For the last few years I’ve been wondering about the Internet’s impact on the music industry, specifically what will happen to cash-cow national acts when the Internet empowers more independent and regional artists. If more people are using MySpace and iTunes to check out music based on word of mouth and their own ears, rather than the tastemaking churn of radio/MTV/magazines, then those tastemakers will be at a loss for words. How can they generate a buzz nationally about the latest hip new band when they can’t get everyone to listen to it?
As the first potential proof for this suspicion, I give you this terrifically lost and confused MTV roundtable discussion on SXSW at MTV.com. All the writers involved seem genuinely saddened at the lack of any individual “It Band” at SXSW.
Plink, plink…do you hear that? That’s the sound of the world’s tiniest violin. Cry me a f*cking river, MTV.
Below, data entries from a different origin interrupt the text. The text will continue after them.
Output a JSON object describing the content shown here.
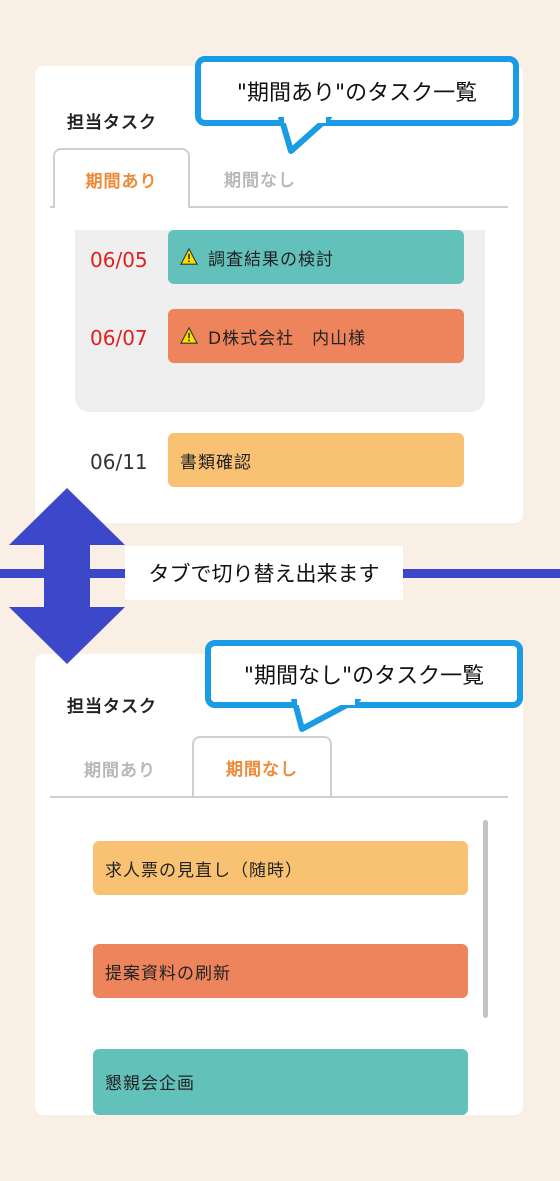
{
  "panel1": {
    "title": "担当タスク",
    "tabs": [
      "期間あり",
      "期間なし"
    ],
    "overdue_tasks": [
      {
        "date": "06/05",
        "label": "調査結果の検討",
        "color": "#63c1bc",
        "icon": "warning-icon"
      },
      {
        "date": "06/07",
        "label": "D株式会社　内山様",
        "color": "#ee845b",
        "icon": "warning-icon"
      }
    ],
    "upcoming_tasks": [
      {
        "date": "06/11",
        "label": "書類確認",
        "color": "#f8c272"
      }
    ]
  },
  "callout1": "\"期間あり\"のタスク一覧",
  "banner": "タブで切り替え出来ます",
  "panel2": {
    "title": "担当タスク",
    "tabs": [
      "期間あり",
      "期間なし"
    ],
    "tasks": [
      {
        "label": "求人票の見直し（随時）",
        "color": "#f8c272"
      },
      {
        "label": "提案資料の刷新",
        "color": "#ee845b"
      },
      {
        "label": "懇親会企画",
        "color": "#63c1bc"
      }
    ]
  },
  "callout2": "\"期間なし\"のタスク一覧",
  "colors": {
    "background": "#f9efe5",
    "active_tab": "#ef8a38",
    "overdue_date": "#e02020",
    "callout_border": "#1a9be6",
    "arrow": "#3d47c9"
  }
}
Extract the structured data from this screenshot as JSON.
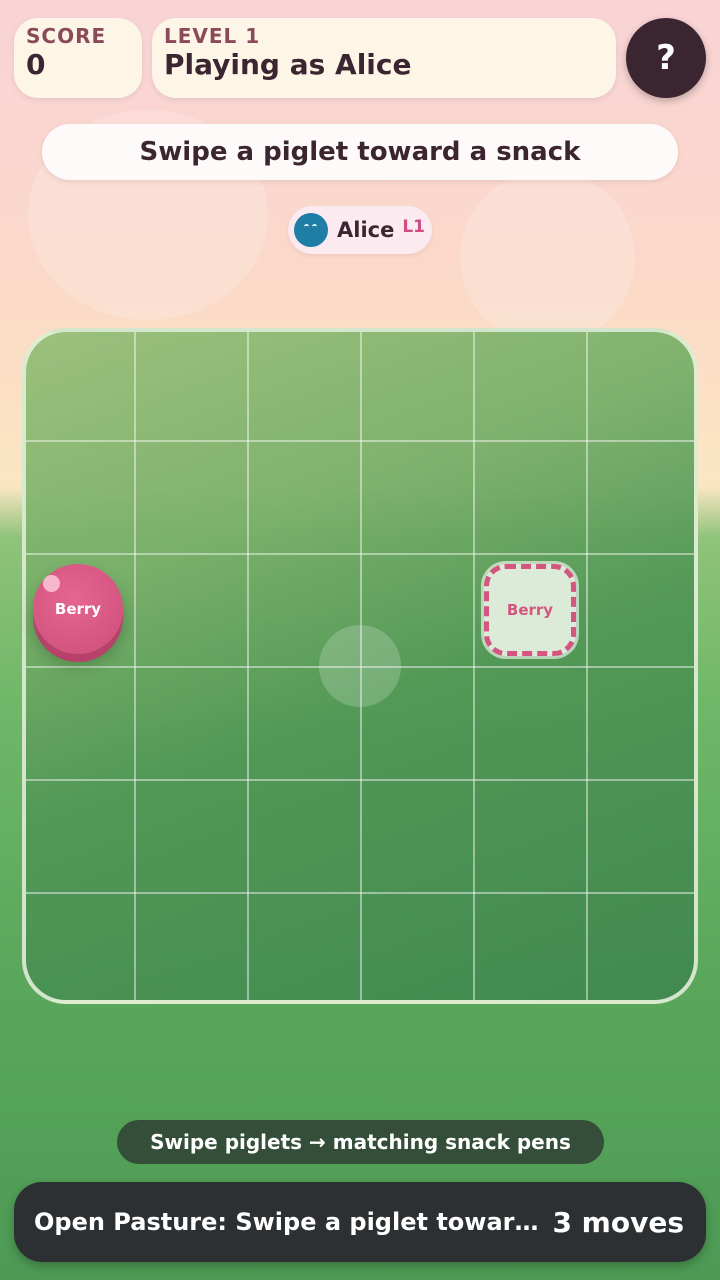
{
  "hud": {
    "score_label": "SCORE",
    "score_value": "0",
    "level_label": "LEVEL 1",
    "player_text": "Playing as Alice",
    "help_label": "?"
  },
  "instruction": "Swipe a piglet toward a snack",
  "player_chip": {
    "name": "Alice",
    "level": "L1",
    "avatar_icon": "blue-piglet-avatar"
  },
  "board": {
    "rows": 6,
    "cols": 6,
    "piglet": {
      "label": "Berry",
      "row": 3,
      "col": 1,
      "color": "#d45580"
    },
    "pen": {
      "label": "Berry",
      "row": 3,
      "col": 5,
      "color": "#d45580"
    }
  },
  "hint": "Swipe piglets → matching snack pens",
  "status": {
    "text": "Open Pasture: Swipe a piglet toward a snack",
    "moves": "3 moves"
  },
  "colors": {
    "accent": "#d45580",
    "dark": "#3b2530",
    "panel": "#fdf6e7"
  }
}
Here’s hoping that 2007 gave us a bellwether SXSW and the days of the “It Band” are numbered. Maybe music fans will start listening to what they like because it’s what they like, not because some pretentious weasel at MTV or Spin or Clear Channel decided to orchestrate a “buzz” campaign.
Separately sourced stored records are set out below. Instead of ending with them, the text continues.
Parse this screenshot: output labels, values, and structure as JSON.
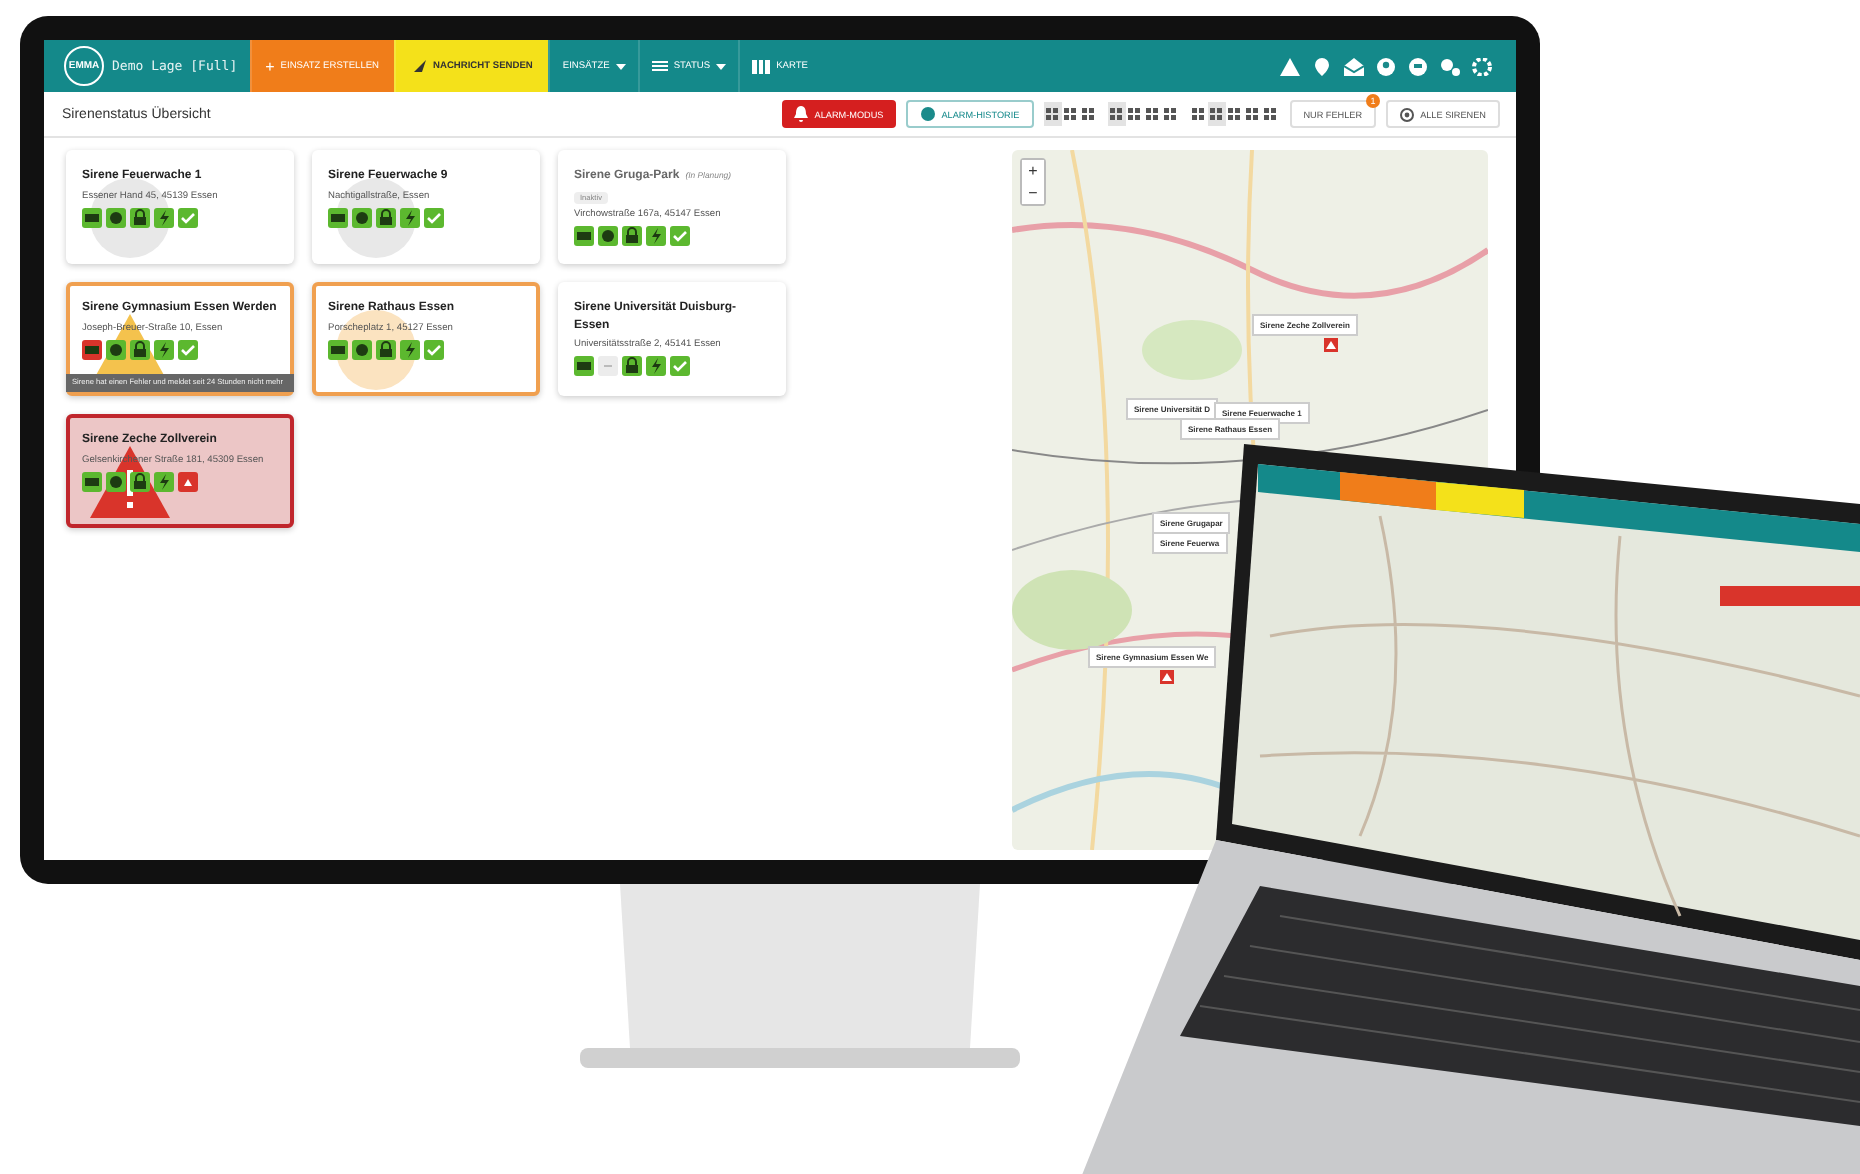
{
  "header": {
    "logo": "EMMA",
    "title": "Demo Lage [Full]",
    "nav": [
      {
        "kind": "create",
        "icon": "+",
        "label": "EINSATZ ERSTELLEN"
      },
      {
        "kind": "message",
        "label": "NACHRICHT SENDEN"
      },
      {
        "kind": "menu",
        "label": "EINSÄTZE"
      },
      {
        "kind": "menu",
        "label": "STATUS"
      },
      {
        "kind": "link",
        "label": "KARTE"
      }
    ]
  },
  "toolbar": {
    "title": "Sirenenstatus Übersicht",
    "alarm_button": "ALARM-MODUS",
    "history_button": "ALARM-HISTORIE",
    "view_toggles": [
      [
        {
          "selected": true
        },
        {
          "selected": false
        },
        {
          "selected": false
        }
      ],
      [
        {
          "selected": true
        },
        {
          "selected": false
        },
        {
          "selected": false
        },
        {
          "selected": false
        }
      ],
      [
        {
          "selected": false
        },
        {
          "selected": true
        },
        {
          "selected": false
        },
        {
          "selected": false
        },
        {
          "selected": false
        }
      ]
    ],
    "filter_button": "NUR FEHLER",
    "filter_badge": "1",
    "all_button": "ALLE SIRENEN"
  },
  "sirens": [
    {
      "name": "Sirene Feuerwache 1",
      "kind": "normal",
      "highlighted": true,
      "alert": false,
      "address": "Essener Hand 45, 45139 Essen",
      "icons": [
        {
          "kind": "battery",
          "color": "#5cb82f"
        },
        {
          "kind": "clock",
          "color": "#5cb82f"
        },
        {
          "kind": "lock",
          "color": "#5cb82f"
        },
        {
          "kind": "power",
          "color": "#5cb82f"
        },
        {
          "kind": "check",
          "color": "#5cb82f"
        }
      ]
    },
    {
      "name": "Sirene Feuerwache 9",
      "kind": "normal",
      "highlighted": true,
      "alert": false,
      "address": "Nachtigallstraße, Essen",
      "icons": [
        {
          "kind": "battery",
          "color": "#5cb82f"
        },
        {
          "kind": "clock",
          "color": "#5cb82f"
        },
        {
          "kind": "lock",
          "color": "#5cb82f"
        },
        {
          "kind": "power",
          "color": "#5cb82f"
        },
        {
          "kind": "check",
          "color": "#5cb82f"
        }
      ]
    },
    {
      "name": "Sirene Gruga-Park",
      "note": "(In Planung)",
      "tag": "Inaktiv",
      "kind": "planned",
      "highlighted": false,
      "alert": false,
      "address": "Virchowstraße 167a, 45147 Essen",
      "icons": [
        {
          "kind": "battery",
          "color": "#5cb82f"
        },
        {
          "kind": "clock",
          "color": "#5cb82f"
        },
        {
          "kind": "lock",
          "color": "#5cb82f"
        },
        {
          "kind": "power",
          "color": "#5cb82f"
        },
        {
          "kind": "check",
          "color": "#5cb82f"
        }
      ]
    },
    {
      "name": "Sirene Gymnasium Essen Werden",
      "kind": "warning",
      "highlighted": false,
      "alert": true,
      "address": "Joseph-Breuer-Straße 10, Essen",
      "tooltip": "Sirene hat einen Fehler und meldet seit 24 Stunden nicht mehr",
      "icons": [
        {
          "kind": "battery",
          "color": "#d9342b"
        },
        {
          "kind": "clock",
          "color": "#5cb82f"
        },
        {
          "kind": "lock",
          "color": "#5cb82f"
        },
        {
          "kind": "power",
          "color": "#5cb82f"
        },
        {
          "kind": "check",
          "color": "#5cb82f"
        }
      ]
    },
    {
      "name": "Sirene Rathaus Essen",
      "kind": "warning",
      "highlighted": true,
      "alert": false,
      "address": "Porscheplatz 1, 45127 Essen",
      "icons": [
        {
          "kind": "battery",
          "color": "#5cb82f"
        },
        {
          "kind": "clock",
          "color": "#5cb82f"
        },
        {
          "kind": "lock",
          "color": "#5cb82f"
        },
        {
          "kind": "power",
          "color": "#5cb82f"
        },
        {
          "kind": "check",
          "color": "#5cb82f"
        }
      ]
    },
    {
      "name": "Sirene Universität Duisburg-Essen",
      "kind": "normal",
      "highlighted": false,
      "alert": false,
      "address": "Universitätsstraße 2, 45141 Essen",
      "icons": [
        {
          "kind": "battery",
          "color": "#5cb82f"
        },
        {
          "kind": "empty",
          "color": "#ececec"
        },
        {
          "kind": "lock",
          "color": "#5cb82f"
        },
        {
          "kind": "power",
          "color": "#5cb82f"
        },
        {
          "kind": "check",
          "color": "#5cb82f"
        }
      ]
    },
    {
      "name": "Sirene Zeche Zollverein",
      "kind": "error",
      "highlighted": false,
      "alert": true,
      "address": "Gelsenkirchener Straße 181, 45309 Essen",
      "icons": [
        {
          "kind": "battery",
          "color": "#5cb82f"
        },
        {
          "kind": "clock",
          "color": "#5cb82f"
        },
        {
          "kind": "lock",
          "color": "#5cb82f"
        },
        {
          "kind": "power",
          "color": "#5cb82f"
        },
        {
          "kind": "alarm",
          "color": "#d9342b"
        }
      ]
    }
  ],
  "map": {
    "zoom_in": "+",
    "zoom_out": "−",
    "labels": [
      "Sirene Zeche Zollverein",
      "Sirene Universität D",
      "Sirene Feuerwache 1",
      "Sirene Rathaus Essen",
      "Sirene Grugapar",
      "Sirene Feuerwa",
      "Sirene Gymnasium Essen We"
    ]
  }
}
By far the best comment was from writer James Montgomery:
“I’m struck by how all these points we’re making about the festival are also completely interchangeable for the music industry. I was struck by how it’s like a microcosm of all the problems the industry is facing now: It’s too big, there’s too much to see out there, you have no idea what’s going to be big, it’s too splintered, there are too many ways of consuming music.”
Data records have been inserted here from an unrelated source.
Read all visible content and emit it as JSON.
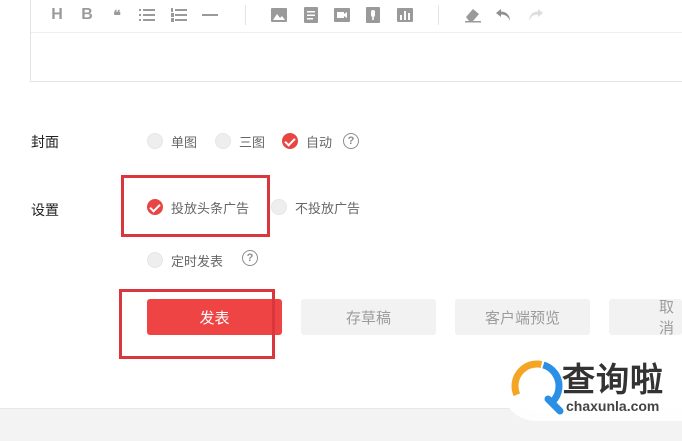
{
  "editor": {
    "toolbar": {
      "heading": "H",
      "bold": "B",
      "quote": "❝"
    }
  },
  "cover": {
    "label": "封面",
    "options": [
      {
        "label": "单图",
        "checked": false
      },
      {
        "label": "三图",
        "checked": false
      },
      {
        "label": "自动",
        "checked": true
      }
    ],
    "help": "?"
  },
  "settings": {
    "label": "设置",
    "ads": [
      {
        "label": "投放头条广告",
        "checked": true
      },
      {
        "label": "不投放广告",
        "checked": false
      }
    ],
    "schedule": {
      "label": "定时发表",
      "checked": false
    },
    "help": "?"
  },
  "actions": {
    "publish": "发表",
    "save_draft": "存草稿",
    "client_preview": "客户端预览",
    "cancel": "取 消"
  },
  "watermark": {
    "title": "查询啦",
    "url": "chaxunla.com"
  },
  "colors": {
    "accent": "#ee4444",
    "highlight": "#d9363e"
  }
}
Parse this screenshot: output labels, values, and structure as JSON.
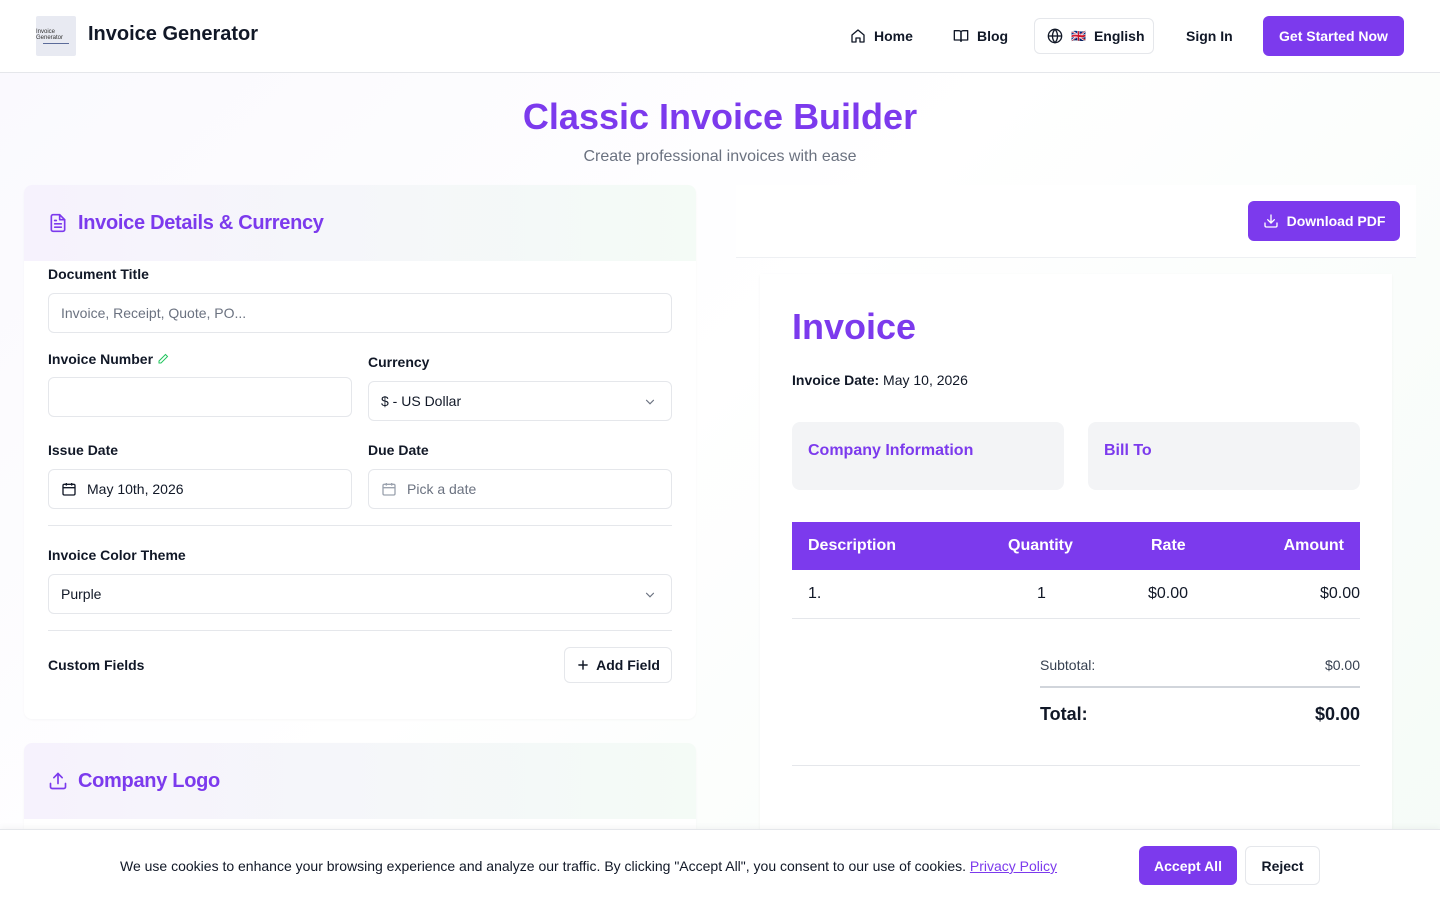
{
  "header": {
    "logo_text": "Invoice Generator",
    "brand": "Invoice Generator",
    "nav": {
      "home": "Home",
      "blog": "Blog",
      "language_flag": "🇬🇧",
      "language": "English",
      "sign_in": "Sign In",
      "get_started": "Get Started Now"
    }
  },
  "page": {
    "title": "Classic Invoice Builder",
    "subtitle": "Create professional invoices with ease"
  },
  "details_card": {
    "title": "Invoice Details & Currency",
    "icon": "document-icon",
    "document_title_label": "Document Title",
    "document_title_value": "",
    "document_title_placeholder": "Invoice, Receipt, Quote, PO...",
    "invoice_number_label": "Invoice Number",
    "invoice_number_value": "",
    "currency_label": "Currency",
    "currency_value": "$ - US Dollar",
    "issue_date_label": "Issue Date",
    "issue_date_value": "May 10th, 2026",
    "due_date_label": "Due Date",
    "due_date_placeholder": "Pick a date",
    "color_theme_label": "Invoice Color Theme",
    "color_theme_value": "Purple",
    "custom_fields_label": "Custom Fields",
    "add_field_label": "Add Field"
  },
  "logo_card": {
    "title": "Company Logo",
    "icon": "upload-icon"
  },
  "preview": {
    "download_label": "Download PDF",
    "invoice_title": "Invoice",
    "invoice_date_label": "Invoice Date:",
    "invoice_date_value": "May 10, 2026",
    "company_info_label": "Company Information",
    "bill_to_label": "Bill To",
    "table_headers": {
      "description": "Description",
      "quantity": "Quantity",
      "rate": "Rate",
      "amount": "Amount"
    },
    "rows": [
      {
        "description": "1.",
        "quantity": "1",
        "rate": "$0.00",
        "amount": "$0.00"
      }
    ],
    "subtotal_label": "Subtotal:",
    "subtotal_value": "$0.00",
    "total_label": "Total:",
    "total_value": "$0.00"
  },
  "cookie": {
    "text": "We use cookies to enhance your browsing experience and analyze our traffic. By clicking \"Accept All\", you consent to our use of cookies.",
    "privacy_link": "Privacy Policy",
    "accept": "Accept All",
    "reject": "Reject"
  },
  "colors": {
    "accent": "#7c3aed",
    "text": "#111827",
    "muted": "#6b7280",
    "border": "#e5e7eb"
  }
}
Buddy, if too much music is your idea of a problem, start looking for a new career. The music scene should be big and splintered and not easily digestible. This will make it easier to weed out the generic bands that the industry chooses to foist upon us. I guess it might be difficult for casual listeners to choose, but I’m sure they’ll be OK with whatever comes their way. Lord knows they are entirely too contented with the crap they’re listening to now.